Note: More historical posts in prep for Reading Virtual Minds Volume I: Science and History, 4th edition. Here is the complete “TS Eliot, Ezekiel, Beehives and Mighty Mouse – Why ‘Whispering to Be Heard’?” arc for your enjoyment

TS Eliot, Ezekiel, Beehives and Mighty Mouse – Why “Whispering to Be Heard”?

I wrote in SNCR NewComm Forum Day 2 – TS Eliot, Ezekiel, Beehives and Mighty Mouse that I would share how that presentation went and explain how TS Eliot, Ezekiel, Beehives and Mighty Mouse are linked, and I don’t mean through LinkedIn.

Can you say “blog arc”?

The title of the presentation was “Whispering to Be Heard: The Art and Science of Buzz Marketing”. I had some wonderful comments about this presentation, lots of good thoughts and feedback, so I’m sharing it here in several posts.

We’re going to discuss

  • TS Eliot,
  • Ezekiel discovering that the limit of his knowledge isn’t the limit of what is knowable,
  • How to have fun with beehives and the people inside them
  • and Mighty Mouse

And of course, all of this will have that distinctive, irrepressible NextStage flair…

But first, “Why ‘Whispering to Be Heard’?”
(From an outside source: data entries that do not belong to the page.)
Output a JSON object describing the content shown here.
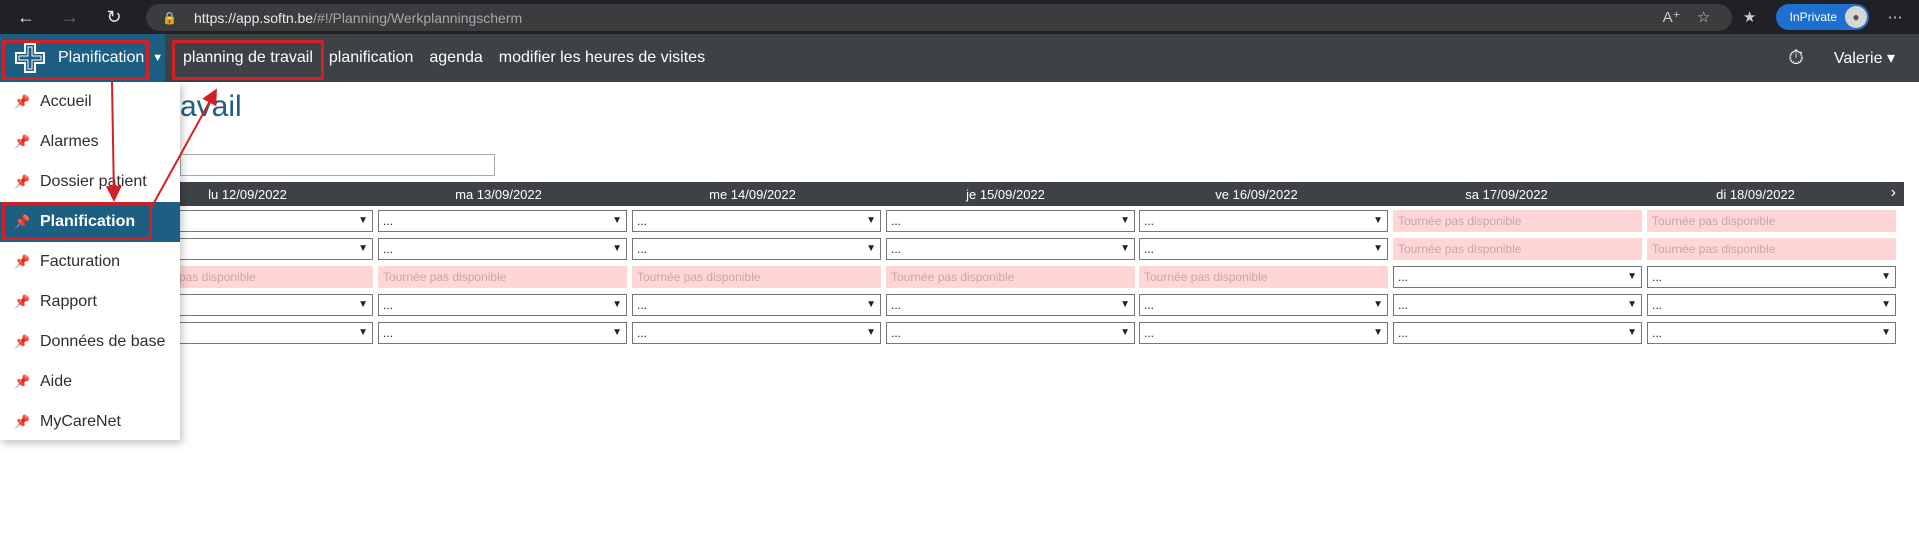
{
  "browser": {
    "url_host": "https://app.softn.be",
    "url_path": "/#!/Planning/Werkplanningscherm",
    "inprivate_label": "InPrivate"
  },
  "nav": {
    "brand": "Planification",
    "links": [
      "planning de travail",
      "planification",
      "agenda",
      "modifier les heures de visites"
    ],
    "user": "Valerie"
  },
  "page": {
    "title_visible": "ravail"
  },
  "menu": {
    "items": [
      "Accueil",
      "Alarmes",
      "Dossier patient",
      "Planification",
      "Facturation",
      "Rapport",
      "Données de base",
      "Aide",
      "MyCareNet"
    ]
  },
  "schedule": {
    "days": [
      "lu 12/09/2022",
      "ma 13/09/2022",
      "me 14/09/2022",
      "je 15/09/2022",
      "ve 16/09/2022",
      "sa 17/09/2022",
      "di 18/09/2022"
    ],
    "not_available": "Tournée pas disponible",
    "placeholder": "...",
    "first_cell_partial": "a",
    "partial_na": "pas disponible"
  }
}
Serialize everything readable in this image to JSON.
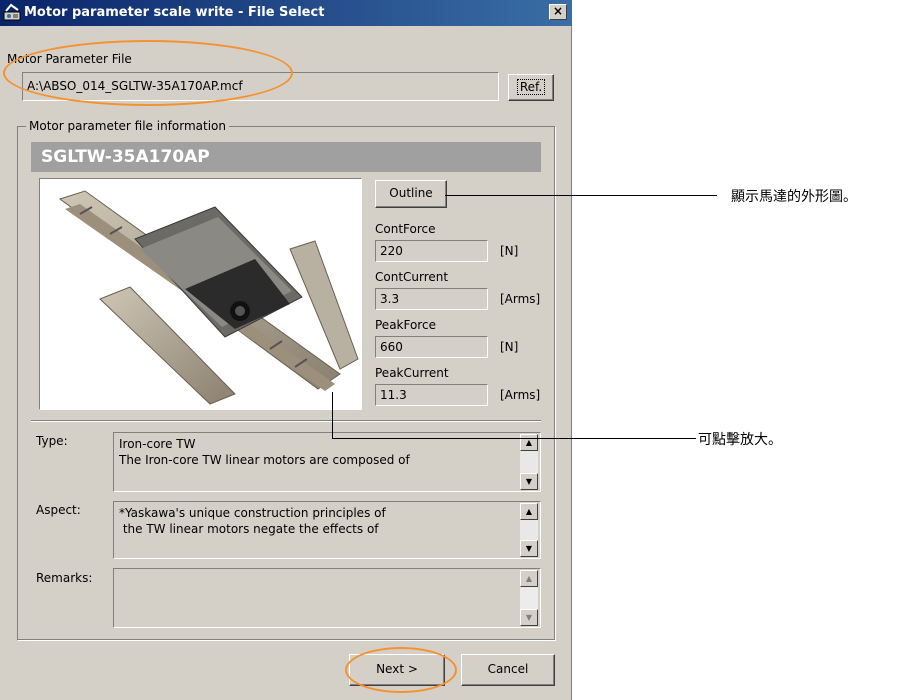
{
  "window": {
    "title": "Motor parameter scale write - File Select",
    "close_label": "×"
  },
  "file": {
    "label": "Motor Parameter File",
    "path": "A:\\ABSO_014_SGLTW-35A170AP.mcf",
    "ref_label": "Ref."
  },
  "info": {
    "group_title": "Motor parameter file information",
    "model": "SGLTW-35A170AP",
    "outline_label": "Outline",
    "specs": [
      {
        "label": "ContForce",
        "value": "220",
        "unit": "[N]"
      },
      {
        "label": "ContCurrent",
        "value": "3.3",
        "unit": "[Arms]"
      },
      {
        "label": "PeakForce",
        "value": "660",
        "unit": "[N]"
      },
      {
        "label": "PeakCurrent",
        "value": "11.3",
        "unit": "[Arms]"
      }
    ],
    "type_label": "Type:",
    "type_text": [
      "Iron-core TW",
      "The Iron-core TW linear motors are composed of"
    ],
    "aspect_label": "Aspect:",
    "aspect_text": [
      "*Yaskawa's unique construction principles of",
      " the TW linear motors negate the effects of"
    ],
    "remarks_label": "Remarks:"
  },
  "footer": {
    "next_label": "Next >",
    "cancel_label": "Cancel"
  },
  "annotations": {
    "outline_note": "顯示馬達的外形圖。",
    "zoom_note": "可點擊放大。"
  },
  "colors": {
    "highlight": "#f5922f",
    "titlebar": "#0a246a",
    "dialog_bg": "#d4d0c8",
    "banner_bg": "#a0a0a0"
  },
  "icons": {
    "title": "app-window-icon",
    "scroll_up": "arrow-up-icon",
    "scroll_down": "arrow-down-icon"
  }
}
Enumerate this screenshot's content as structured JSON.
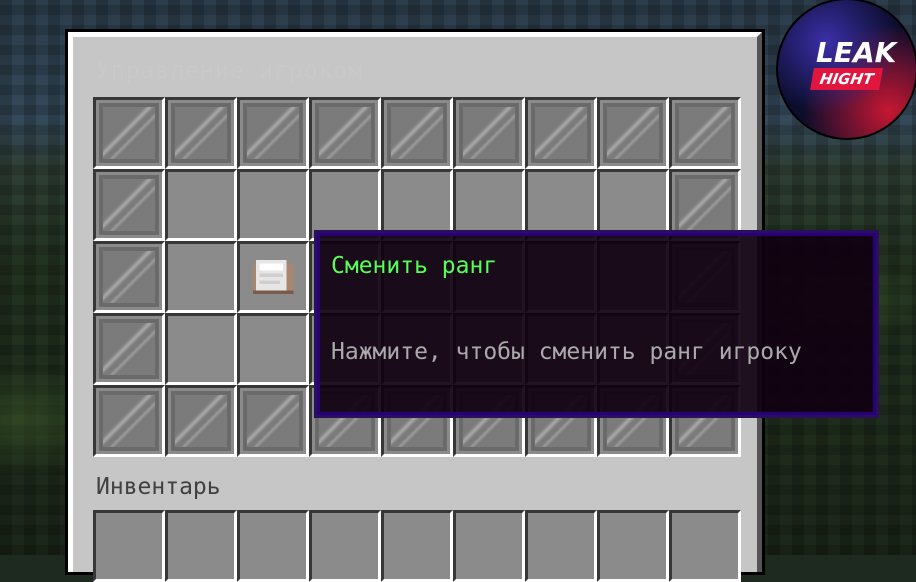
{
  "gui": {
    "title": "Управление игроком",
    "inventory_label": "Инвентарь"
  },
  "tooltip": {
    "title": "Сменить ранг",
    "description": "Нажмите, чтобы сменить ранг игроку",
    "title_color": "#55ff55",
    "description_color": "#aaaaaa"
  },
  "logo": {
    "top_text": "LEAK",
    "bottom_text": "HIGHT"
  },
  "slots": {
    "rows": [
      [
        "pane",
        "pane",
        "pane",
        "pane",
        "pane",
        "pane",
        "pane",
        "pane",
        "pane"
      ],
      [
        "pane",
        "empty",
        "empty",
        "empty",
        "empty",
        "empty",
        "empty",
        "empty",
        "pane"
      ],
      [
        "pane",
        "empty",
        "paper",
        "empty",
        "empty",
        "empty",
        "empty",
        "empty",
        "pane"
      ],
      [
        "pane",
        "empty",
        "empty",
        "empty",
        "empty",
        "empty",
        "empty",
        "empty",
        "pane"
      ],
      [
        "pane",
        "pane",
        "pane",
        "pane",
        "pane",
        "pane",
        "pane",
        "pane",
        "pane"
      ]
    ],
    "inventory_row": [
      "empty",
      "empty",
      "empty",
      "empty",
      "empty",
      "empty",
      "empty",
      "empty",
      "empty"
    ]
  }
}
If you really want to be heard then you need to whisper because if you talk softly then some very specific things happen:

  • the only ones paying attention will be those truly interested
  • and they will show their interest
  • and tell others of their interest.
  • Also, you also immediately create a sense of intimacy, urgency and community (very important in buzz marketing and social media in general).

You just need to be sure you reward their interest with good quality and experience.

Next, TS Eliot does Information Mechanics!

TS Eliot, Ezekiel, Beehives and Mighty Mouse – TS Eliot does Information Mechanics

TS Eliot wrote

Where is the Wisdom we have lost in Knowledge? Where is the Knowledge we have lost in Information?

In 1997 I wrote a paper, “Semantic Information Mechanics”.

How many of you ever heard of it? I’m guessing the reason few of you heard of it, let alone read it, was because it was filled with stuff like this.

(You could imagine the tweets that go around about that slide)

Lose that Wisdom-Knowledge-Information thing, did ya?

I wrote something a little more accessible, Yes, You Can Predict Viral Marketing, in 2006. It listed the basic elements you need to know before you start a viral or WOM campaign in order to insure success:

  • How many individuals does the campaign need to start with (seed)?
  • How fast will the campaign spread (propagation factor)?
  • How will the campaign spread (vectors)?
  • How large a group is required to sustain the propagation (viral burden)?
  • What is the campaign’s goal (maintenance factor)?
  • How large a group is required to sustain the campaign once the goal is achieved (threshold point)?
  • At what point is the campaign too successful (saturation point)?

We followed that up a year later with some other research that we published in 3 Rules for Creating Buzz:

  • Do you want a mobile or static audience to get a message out quickly? (You’ll need to read the article to understand why this is a trick question)
  • Start with a general message
  • Change the message every X hours or Y miles

I should probably let you know that we’re always doing research, we’re always updating our research. And because our technology is based on very long and in depth studies of how humans think and respond to what’s going on around them, and because it’s both an adaptive and learning intelligence, it will often see trends well in advance of what we can see.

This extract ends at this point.